In a CNN report, there's this sentence:

This was all taking place near a bridge that President Obama had just crossed after 9/11 ceremonies at the Pentagon.

Since President Obama had crossed a specific bridge, why it's "a bridge" and not "the bridge"?

1 Answer 1


Both could work, but "the bridge" would imply that the reader would have some familiarity with the bridge or that the bridge is important in some way. "A bridge" suggests that the bridge itself isn't worthy of recognition.

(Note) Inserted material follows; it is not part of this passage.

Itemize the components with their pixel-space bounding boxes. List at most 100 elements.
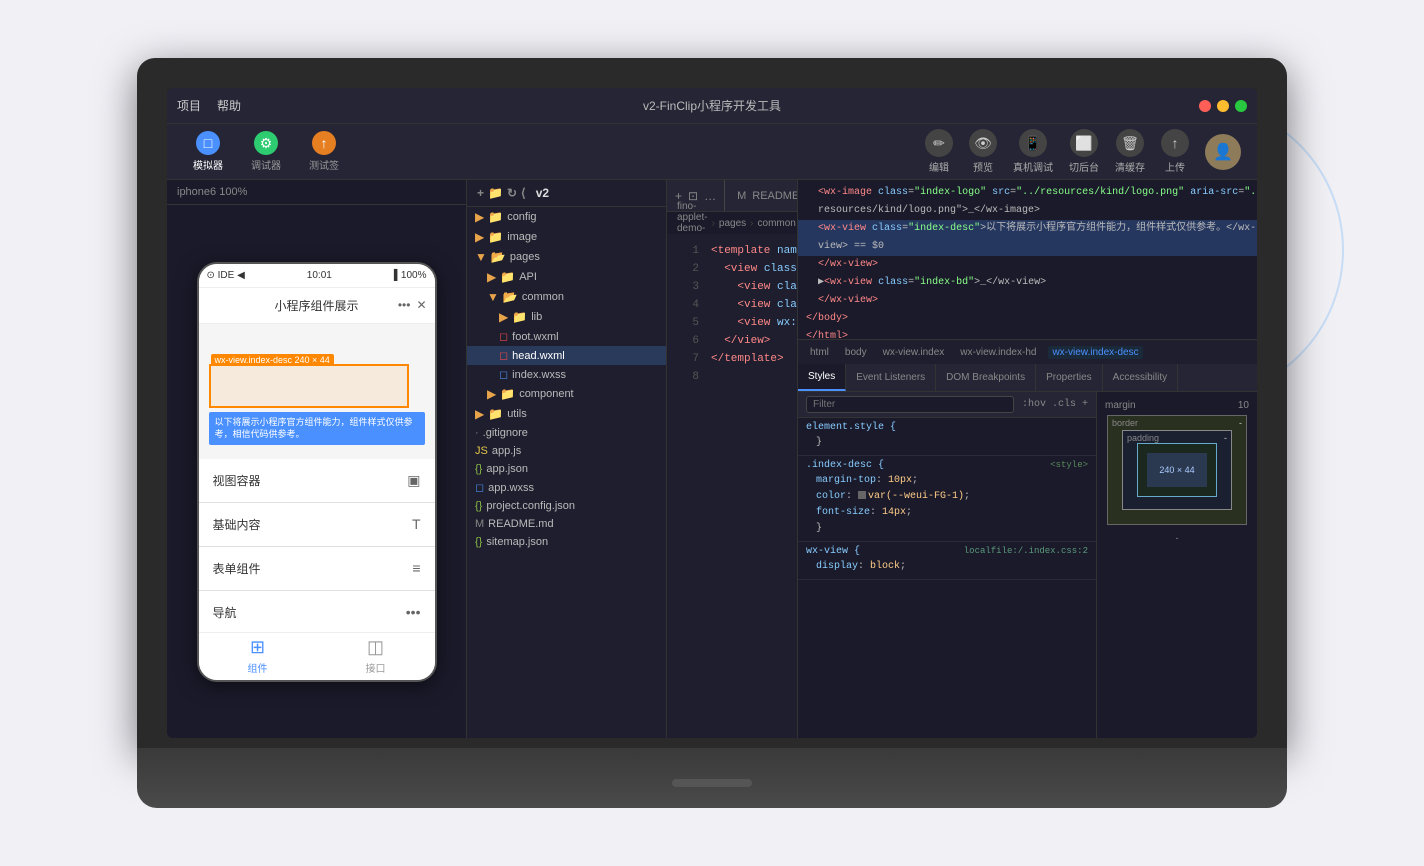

  • How about this reason? CNN wasn't sure if President Obama had crossed a single bridge or two or more bridges just after 9/11 ceremonies at the Pentagon.
    – listeneva
    Feb 21, 2020 at 4:24
  • Yep, that would also work as a reason. If there definitely were multiple bridges you could use either "a" or "one of the" (not just "the"). In this situation, we don't know for sure, so "the" wouldn't work as it implies only one. That said, as a native speaker, I didn't consider the one/many argument at first in this example, and I feel like other native speakers would consider the recognition/importance aspect first.
    – Leo Adberg
    Feb 21, 2020 at 6:54
  • Thanks. Thing is, the recognition/importance aspect is very hard to understand, and seems like somewhat subjective. Is there any objective way to evaluate the recognition/importance aspect?
    – listeneva
    Feb 21, 2020 at 7:35
  • It can be subjective, but this sentence has some clear indicators for using "a": the audience is unlikely to have heard about this bridge before, the bridge itself is not important relative to the rest of the story, and the audience probably won't remember the bridge afterwards. To give a new comparison, you would say "I took the car to work" if you were talking to a person familiar with the specific car (e.g. a spouse), but "I took a car to work" if you were talking to a person who doesn't care about your car (e.g. a coworker).